Long story short, I have been working with recruiters and sending out applications like someone whose unemployment is about to run out. And I’ve been offered several jobs. Good jobs. Like Johns Hopkins good. But due to my scheduling constraints I have had to turn them all down. Which for a career-driven lady like myself is hard. I am a better person, wife, and mother when I am also able to be a nurse. I put much of my identity into my job and not having one feels like I’ve lost a part of my self and purpose. And that’s not even getting into the resentment towards Fox’s career steamrolling mine. *Deep breath* But that’s a topic for another day. For now, I will let the conversation I had this morning sum up my thoughts and frustrations…

*Representative for Army hospital on the base where Fox works*: “We have a position we would love for you to fill. Do you have any restrictions we should know about?”

Me: Well, my husband is active duty and is being sent away for mandatory training this summer.

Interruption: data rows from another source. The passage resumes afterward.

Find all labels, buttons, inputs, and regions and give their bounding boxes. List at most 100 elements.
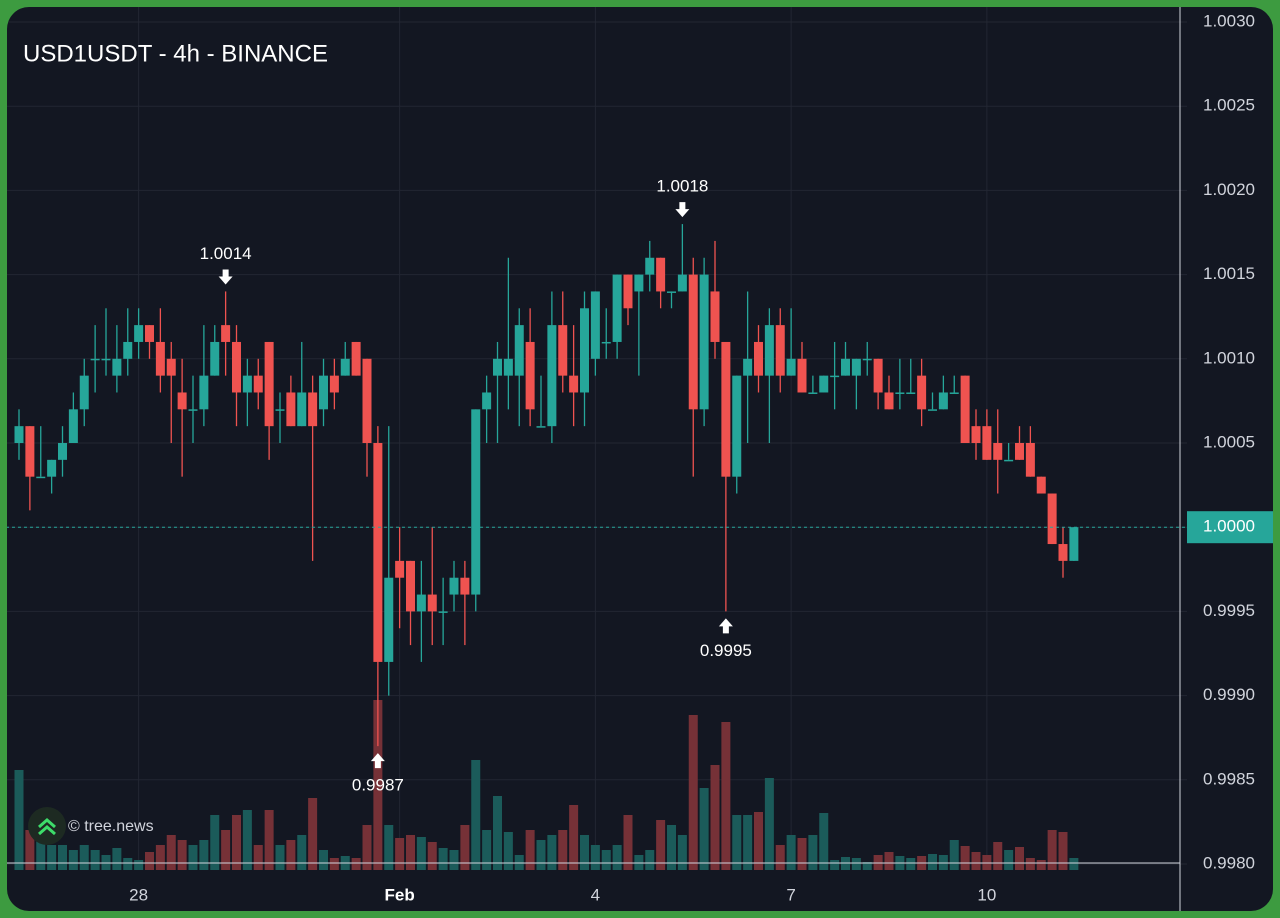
candle-body: [601, 341, 611, 344]
volume-bar: [1015, 847, 1024, 870]
volume-bar: [199, 840, 209, 870]
volume-bar: [906, 858, 916, 870]
volume-bar: [438, 848, 448, 870]
candle-body: [79, 375, 89, 410]
candle-body: [645, 257, 655, 275]
volume-bar: [536, 840, 546, 870]
y-tick-label: 0.9985: [1203, 769, 1255, 788]
volume-bar: [90, 850, 100, 870]
candle-body: [329, 375, 339, 393]
candle-body: [634, 274, 644, 292]
volume-bar: [862, 862, 872, 870]
volume-bar: [177, 840, 187, 870]
candle-body: [917, 375, 927, 410]
candle-body: [569, 375, 579, 393]
volume-bar: [460, 825, 470, 870]
volume-bar: [775, 845, 785, 870]
candle-body: [819, 375, 829, 393]
candle-body: [362, 358, 372, 443]
annotation-label: 0.9995: [700, 641, 752, 660]
candle-body: [145, 325, 154, 342]
volume-bar: [134, 860, 144, 870]
candle-body: [427, 594, 437, 612]
volume-bar: [960, 846, 970, 870]
volume-layer: [14, 700, 1079, 870]
candle-body: [754, 341, 763, 376]
candle-body: [188, 409, 198, 411]
volume-bar: [482, 830, 492, 870]
annotation-arrow: [370, 753, 385, 769]
volume-bar: [36, 840, 46, 870]
volume-bar: [503, 832, 513, 870]
annotation-arrow: [718, 618, 733, 634]
candle-body: [938, 392, 948, 410]
watermark-logo: [28, 807, 66, 845]
volume-bar: [297, 835, 307, 870]
candle-body: [373, 443, 383, 662]
volume-bar: [754, 812, 763, 870]
candle-body: [612, 274, 622, 342]
volume-bar: [851, 858, 861, 870]
x-tick-label: Feb: [385, 885, 415, 904]
volume-bar: [384, 825, 394, 870]
candle-body: [503, 358, 513, 376]
candle-body: [667, 291, 676, 293]
candle-body: [993, 443, 1003, 460]
y-tick-label: 1.0015: [1203, 264, 1255, 283]
volume-bar: [58, 845, 67, 870]
candle-body: [775, 325, 785, 376]
y-tick-label: 1.0025: [1203, 96, 1255, 115]
volume-bar: [710, 765, 720, 870]
candle-body: [1047, 493, 1057, 545]
volume-bar: [797, 838, 807, 870]
candle-body: [580, 308, 589, 393]
candle-body: [210, 341, 220, 376]
y-tick-label: 1.0030: [1203, 11, 1255, 30]
label-layer: 0.9980 0.9985 0.9990 0.9995 1.0000 1.0005 1.00…: [7, 11, 1273, 904]
volume-bar: [79, 845, 89, 870]
y-tick-label: 1.0010: [1203, 348, 1255, 367]
candle-body: [308, 392, 318, 427]
volume-bar: [656, 820, 666, 870]
volume-bar: [275, 845, 285, 870]
candle-body: [199, 375, 209, 410]
candle-body: [906, 392, 916, 394]
volume-bar: [1036, 860, 1046, 870]
candle-body: [166, 358, 176, 376]
volume-bar: [743, 815, 753, 870]
y-tick-label: 1.0020: [1203, 180, 1255, 199]
candle-body: [471, 409, 481, 595]
volume-bar: [253, 845, 263, 870]
candle-body: [232, 341, 241, 393]
volume-bar: [264, 810, 274, 870]
candle-body: [960, 375, 970, 443]
volume-bar: [155, 845, 165, 870]
candle-body: [416, 594, 426, 612]
candle-body: [275, 409, 285, 411]
volume-bar: [416, 837, 426, 870]
volume-bar: [764, 778, 774, 870]
candle-body: [656, 257, 666, 292]
volume-bar: [971, 852, 981, 870]
volume-bar: [1025, 858, 1035, 870]
x-tick-label: 28: [129, 885, 148, 904]
candle-body: [884, 392, 894, 410]
candle-body: [384, 577, 394, 662]
volume-bar: [308, 798, 318, 870]
candle-body: [25, 426, 35, 477]
candle-body: [319, 375, 328, 410]
volume-bar: [188, 845, 198, 870]
volume-bar: [1058, 832, 1068, 870]
volume-bar: [1004, 850, 1014, 870]
volume-bar: [786, 835, 796, 870]
candle-body: [406, 560, 415, 612]
candle-body: [482, 392, 492, 410]
candle-body: [786, 358, 796, 376]
candle-body: [688, 274, 698, 410]
candle-body: [493, 358, 502, 376]
candle-body: [112, 358, 122, 376]
candle-body: [721, 341, 731, 477]
candle-body: [514, 325, 524, 376]
volume-bar: [601, 850, 611, 870]
volume-bar: [123, 858, 133, 870]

I can work any time you need me between now and then, but once he’s gone I can only work 8-hour shifts.

Rep: Oh, wow, ok. That’s tough.

Me: Yeah…

Rep: Do you know if he will have to go to any more trainings in the future?

Me: Well, it’s the Army so…

Rep: *laughs nervously*

Me: But he’s not scheduled for any more at this time.

Rep: But that could change?

Me: It’s the Army. It could always change.

Rep: Yeah, I’m sorry, but I just think that situation is going to be too complicated.

Me: You’re telling me.

I mean, when the Army tells you that the Army is making your life too difficult to manage, where do you even go from there? The Navy? No, I have Navy spouse friends and life isn’t any easier for them.

The truth is spouses, simply in our existence, are an inconvenience to the military. Sometimes it’s subtle and others it’s painfully overt, but the feeling that you don’t really belong is always there. It’s something military spouses have been battling since, well, battling began. I myself have been fighting against it for the past 12 years (8 married plus 4 dating) and, because Fox only joined one year before he met me, I will continue for at least another seven. I won’t lie: it is daunting and I sometimes curse my former self for encouraging him to make this his (sorry, our) career. To be honest, I don’t know if it’s worth it or not. But I do know Fox is worth it. And so we will continue to fight together to find where I fit in this unwelcoming home.